Waspi marketing campaign points fraud alert over pretend compensation declare varieties

  • Unofficial sites outside the UK have sprung up in recent days, say campaigners 
  • Scammers are trying to get women to input their personal details on fake forms
  • Anyone who has done so should contact Action Fraud, says the Waspi campaign 

The Waspi campaign has warned fake compensation claim forms are being posted online by fraudsters trying to steal women’s personal details.

Campaigners say multiple unofficial websites that appear to originate outside of the UK have sprung up in recent days wrongly stating women affected by state pension delays can claim up to £2,950.

The Parliamentary Ombudsman told the Government in March to compensate women for failing to adequately inform them their state pension age would be increased, but it has not yet responded to the watchdog’s report.

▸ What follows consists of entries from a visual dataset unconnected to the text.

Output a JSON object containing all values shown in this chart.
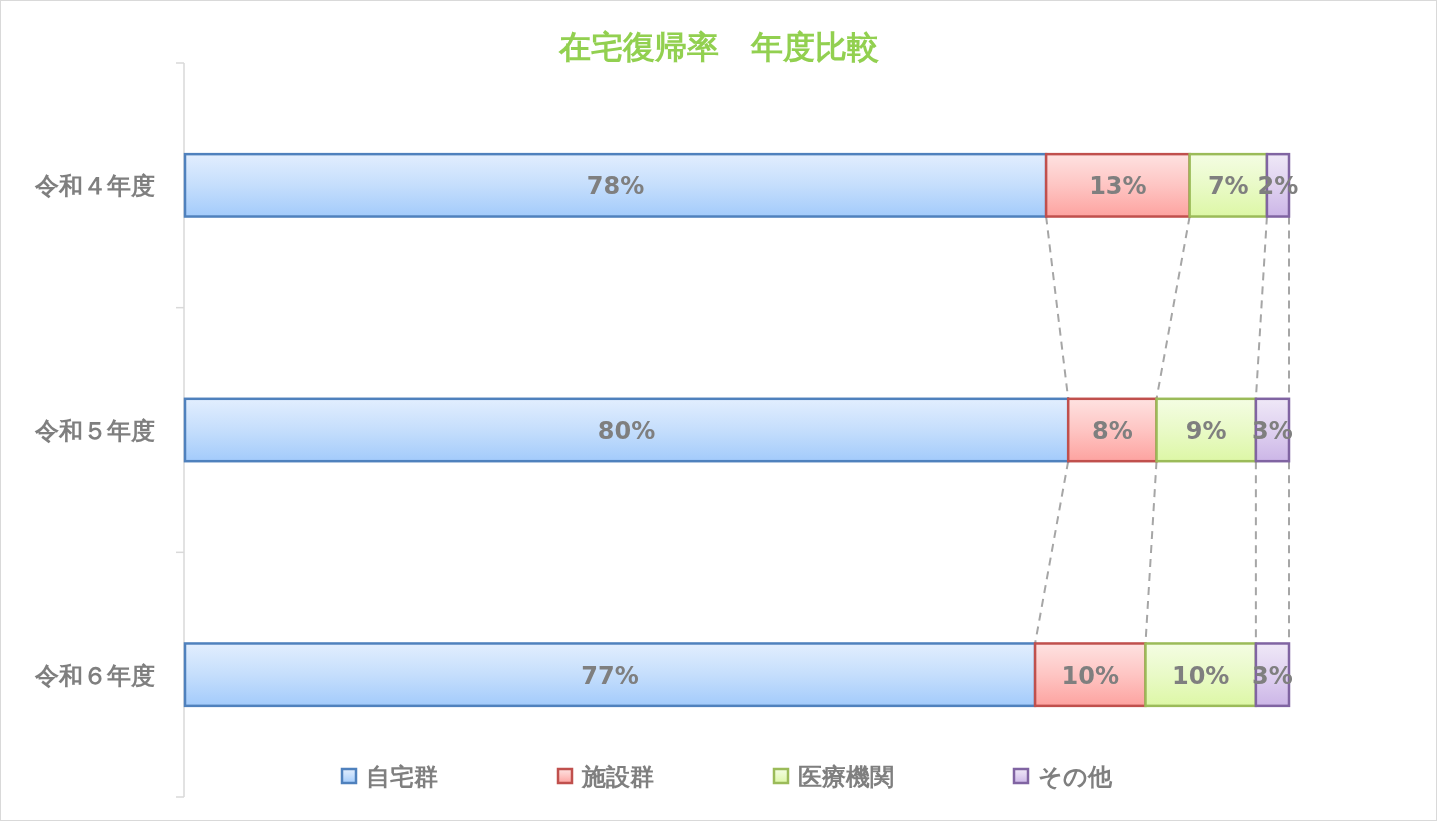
{
  "chart_data": {
    "type": "bar",
    "orientation": "horizontal",
    "stacked": true,
    "title": "在宅復帰率　年度比較",
    "categories": [
      "令和４年度",
      "令和５年度",
      "令和６年度"
    ],
    "series": [
      {
        "name": "自宅群",
        "color": "#4f81bd",
        "values": [
          78,
          80,
          77
        ],
        "value_labels": [
          "78%",
          "80%",
          "77%"
        ]
      },
      {
        "name": "施設群",
        "color": "#c0504d",
        "values": [
          13,
          8,
          10
        ],
        "value_labels": [
          "13%",
          "8%",
          "10%"
        ]
      },
      {
        "name": "医療機関",
        "color": "#9bbb59",
        "values": [
          7,
          9,
          10
        ],
        "value_labels": [
          "7%",
          "9%",
          "10%"
        ]
      },
      {
        "name": "その他",
        "color": "#8064a2",
        "values": [
          2,
          3,
          3
        ],
        "value_labels": [
          "2%",
          "3%",
          "3%"
        ]
      }
    ],
    "xlim": [
      0,
      100
    ],
    "tick_labels": "y",
    "legend": "bottom"
  }
}
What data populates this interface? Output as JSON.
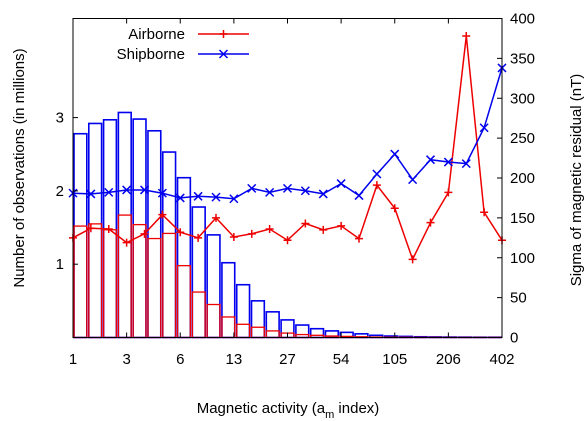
{
  "chart_data": {
    "type": "line",
    "xlabel_main": "Magnetic activity (a",
    "xlabel_sub": "m",
    "xlabel_tail": " index)",
    "ylabel_left": "Number of observations (in millions)",
    "ylabel_right": "Sigma of magnetic residual (nT)",
    "x_tick_labels": [
      "1",
      "3",
      "6",
      "13",
      "27",
      "54",
      "105",
      "206",
      "402"
    ],
    "y_right_ticks": [
      0,
      50,
      100,
      150,
      200,
      250,
      300,
      350,
      400
    ],
    "y_left_ticks": [
      1,
      2,
      3
    ],
    "ylim_right": [
      0,
      400
    ],
    "n_bins": 29,
    "legend": {
      "placement": "top-left"
    },
    "series": [
      {
        "name": "Airborne",
        "color": "#ee0000",
        "marker": "plus",
        "sigma": [
          125,
          137,
          136,
          119,
          130,
          154,
          132,
          125,
          150,
          126,
          130,
          136,
          122,
          143,
          135,
          140,
          124,
          191,
          162,
          98,
          144,
          182,
          378,
          157,
          122
        ],
        "counts_millions": [
          1.52,
          1.55,
          1.47,
          1.67,
          1.54,
          1.35,
          1.42,
          0.98,
          0.62,
          0.45,
          0.28,
          0.18,
          0.14,
          0.09,
          0.06,
          0.04,
          0.03,
          0.02,
          0.015,
          0.01,
          0.006,
          0.004,
          0.003,
          0.002,
          0.002,
          0.001,
          0.001,
          0.001,
          0.001
        ]
      },
      {
        "name": "Shipborne",
        "color": "#0000ee",
        "marker": "cross",
        "sigma": [
          181,
          180,
          182,
          185,
          185,
          181,
          175,
          177,
          176,
          174,
          187,
          182,
          187,
          184,
          180,
          193,
          178,
          205,
          230,
          198,
          223,
          220,
          218,
          263,
          338
        ],
        "counts_millions": [
          2.78,
          2.92,
          2.97,
          3.07,
          2.98,
          2.82,
          2.53,
          2.18,
          1.78,
          1.4,
          1.02,
          0.72,
          0.5,
          0.35,
          0.24,
          0.17,
          0.12,
          0.09,
          0.07,
          0.05,
          0.03,
          0.02,
          0.015,
          0.01,
          0.008,
          0.006,
          0.005,
          0.004,
          0.004
        ]
      }
    ]
  }
}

Waspi protest: During the election campaigners have urged party leaders to back fair and fast compensation

Waspi protest: During the election campaigners have urged party leaders to back fair and fast compensation

‘It is deeply concerning that a number of webpages have appeared in recent days, encouraging those impacted by state pension age changes to provide their personal details through fake claim forms,’ says Angela Madden, chair of the campaign group Women Against State Pension Inequality.

‘The need for compensation is so urgent that it is the most vulnerable women who are most at risk and the Government’s continued dithering is now opening up a space for scammers to target them.’

Madden adds that any announcement of a compensation scheme for Waspi women would come directly from the Government, but none currently exists.

She urged anybody who has given their personal data to a potentially fraudulent website to contact Action Fraud.

Several months ago the Ombudsman asked parliament to intervene and swiftly set up a compensation scheme, over the head of the Department for Work and Pensions.

It recommended those affected should receive £1,000 to £2,950 in compensation, which it says would cost £3.5 to £10.5billion if paid to all women born in the 1950s.

Many women born in that decade have faced hardship while they wait longer than they expected to draw the state pension.

They argued there were major failings in the way the rise in state pension age was communicated. 

Two hikes were also speeded up and timed to happen in quick succession in 2018 and 2020, giving them little notice to fill the hole in their retirement finances.

The Waspi campaign says more than 3.6million women born in the 1950s were affected, and those worst affected received 18 months’ notice of a six-year increase in their state pension age.

It claims tens of thousands were plunged into poverty as a result, and one Waspi women dies every 13 minutes while awaiting compensation.

During the current election, the Waspi campaign has urged Prime Minister Rishi Sunak and Labour leader Keir Starmer to back fair and fast compensation.